Morgan Stanley's first-quarter net income rose to $1.51 billion
from $962 million. On a per-share basis, which reflects the payment
of preferred dividends, the firm earned 74 cents, or 68 cents
excluding accounting adjustments. Analysts polled by Thomson
Reuters had expected adjusted earnings of 59 cents a share.
Revenue rose 10% to $8.93 billion. Before accounting
adjustments, revenue increased 4% to $8.8 billion, besting
analysts' average estimate of $8.52 billion.
The latest results follow a strong year for the investment bank,
in which Chief Executive James Gorman gained momentum that had
eluded him since taking over the corner office from former chief
John Mack in 2010. Morgan Stanley finished 2013 with four straight
quarters of profits, a first for the Gorman era.
Return on equity, a closely watched measure of profitability,
rose above 8% during the quarter, bringing Morgan Stanley a step
closer to its oft-repeated goal of double-digit returns.
"Very good results, with each business doing well," analysts
from ISI Group wrote in a note to clients. "It still adds up to an
8.3% ROE, but the progress is clear."
Analysts had predicted Morgan Stanley would report another
quarter of improving results from its wealth-management arm, which
expanded last year when the investment bank bought out the
remaining stake of a joint venture with Citigroup Inc.

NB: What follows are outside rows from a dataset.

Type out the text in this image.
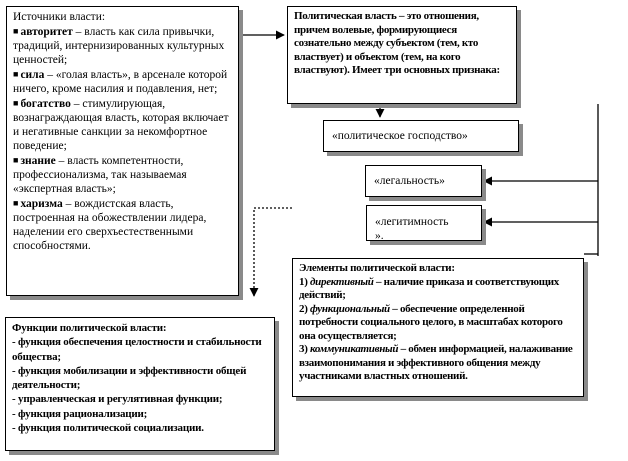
Источники власти:

■ авторитет – власть как сила привычки, традиций, интернизированных культурных ценностей;

■ сила – «голая власть», в арсенале которой ничего, кроме насилия и подавления, нет;

■ богатство – стимулирующая, вознаграждающая власть, которая включает и негативные санкции за некомфортное поведение;

■ знание – власть компетентности, профессионализма, так называемая «экспертная власть»;

■ харизма – вождистская власть, построенная на обожествлении лидера, наделении его сверхъестественными способностями.

Политическая власть – это отношения, причем волевые, формирующиеся сознательно между субъектом (тем, кто властвует) и объектом (тем, на кого властвуют). Имеет три основных признака:

«политическое господство»

«легальность»

«легитимность ».

Элементы политической власти:

1) директивный – наличие приказа и соответствующих действий;

2) функциональный – обеспечение определенной потребности социального целого, в масштабах которого она осуществляется;

3) коммуникативный – обмен информацией, налаживание взаимопонимания и эффективного общения между участниками властных отношений.

Функции политической власти:

- функция обеспечения целостности и стабильности общества;

- функция мобилизации и эффективности общей деятельности;

- управленческая и регулятивная функции;

- функция рационализации;

- функция политической социализации.
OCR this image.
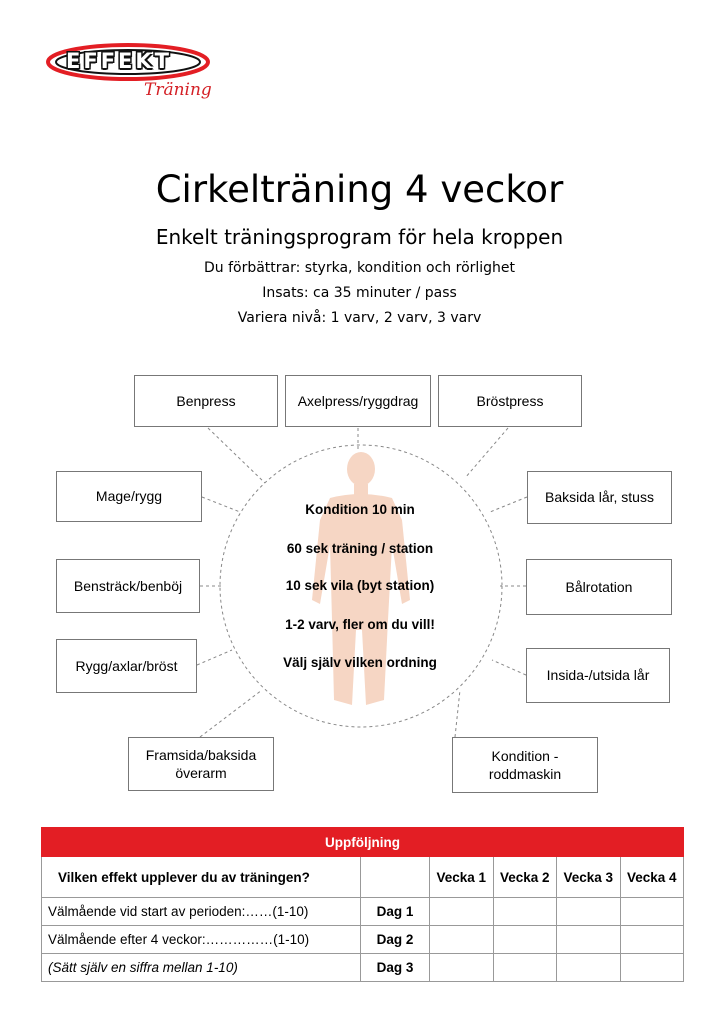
EFFEKT
Träning
Cirkelträning 4 veckor
Enkelt träningsprogram för hela kroppen
Du förbättrar: styrka, kondition och rörlighet
Insats: ca 35 minuter / pass
Variera nivå: 1 varv, 2 varv, 3 varv
Benpress	Axelpress/ryggdrag	Bröstpress
Mage/rygg	Baksida lår, stuss
Bensträck/benböj	Bålrotation
Rygg/axlar/bröst
Insida-/utsida lår
Framsida/baksida
överarm
Kondition -
roddmaskin
Kondition 10 min
60 sek träning / station
10 sek vila (byt station)
1-2 varv, fler om du vill!
Välj själv vilken ordning
Uppföljning					
Vilken effekt upplever du av träningen?		Vecka 1	Vecka 2	Vecka 3	Vecka 4
Välmående vid start av perioden:……(1-10)	Dag 1				
Välmående efter 4 veckor:……………(1-10)	Dag 2				
(Sätt själv en siffra mellan 1-10)	Dag 3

Thursday, Morgan Stanley reported its wealth management revenue
rose 4.4% from a year earlier, although it slipped 2.9% from the
prior quarter to $3.62 billion.
The unit's pretax profit margin climbed to 19% in the first
quarter. That figure stood at 17% a year ago. Mr. Gorman in January
raised the target pretax profit margin to 22%-25% by the end of
next year.
Morgan Stanley's institutional-securities business, which
includes investment banking and trading results, reported adjusted
revenue of $4.48 billion, versus $4.4 billion a year earlier and
$3.69 billion in the prior quarter.
Morgan Stanley's trading performance was unexpectedly
strong.
Many analysts had predicted quarterly revenue across Wall Street
would drop by double digits, especially in fixed-income trading, in
a quarter marked by timid trading. The firm instead reported higher
fixed-income and commodities trading, bucking the trend set in the
past week by some of its biggest rivals.
The securities firm posted adjusted revenue, excluding the
effects of its own debt on those result, of $1.7 billion, up from
$1.5 billion a year earlier. The unusually cold winter had lifted
commodity prices and spurred more trading activity, helping Morgan
Stanley's results.
"We did have a particular strength in commodities given the
volatility in the market with the weather," Ruth Porat, Morgan
Stanley's finance chief, told The Wall Street Journal. "We also had
strength in corporate credit and mortgage.
"Commodities tend to perform better in extreme weather. But we
also saw a pickup in client activity."
Equity trading revenue totaled $1.7 billion, up from $1.6
billion. Morgan Stanley cited strong gains in prime brokerage,
which serves hedge funds.
The firm's investment bankers helped generate advisory revenue
of $336 million, up from $251 million a year-ago, although down
from the $451 million reported in the fourth quarter. In a recent
research note, analysts at Credit Suisse said although completed
advisory activity during the first quarter was seasonally softer,
"the pace of announcements picked up modestly and bodes well for
future revenue."
Meanwhile, debt underwriting revenue came in at $485 million
from $411 million and equity underwriting revenue was up at $315
million from $283 million a year earlier.
During the quarter, Morgan Stanley again logged higher
compensation and benefits expenses. Overall, noninterest expense
was $6.62 billion, up 0.8% from the year earlier but down 18% from
the fourth quarter when Morgan Stanley reported a $1.2 billion
pretax legal expense.
The firm's employee count edged up 1.1% to 55,883 from a year
earlier, but was roughly flat from the prior quarter.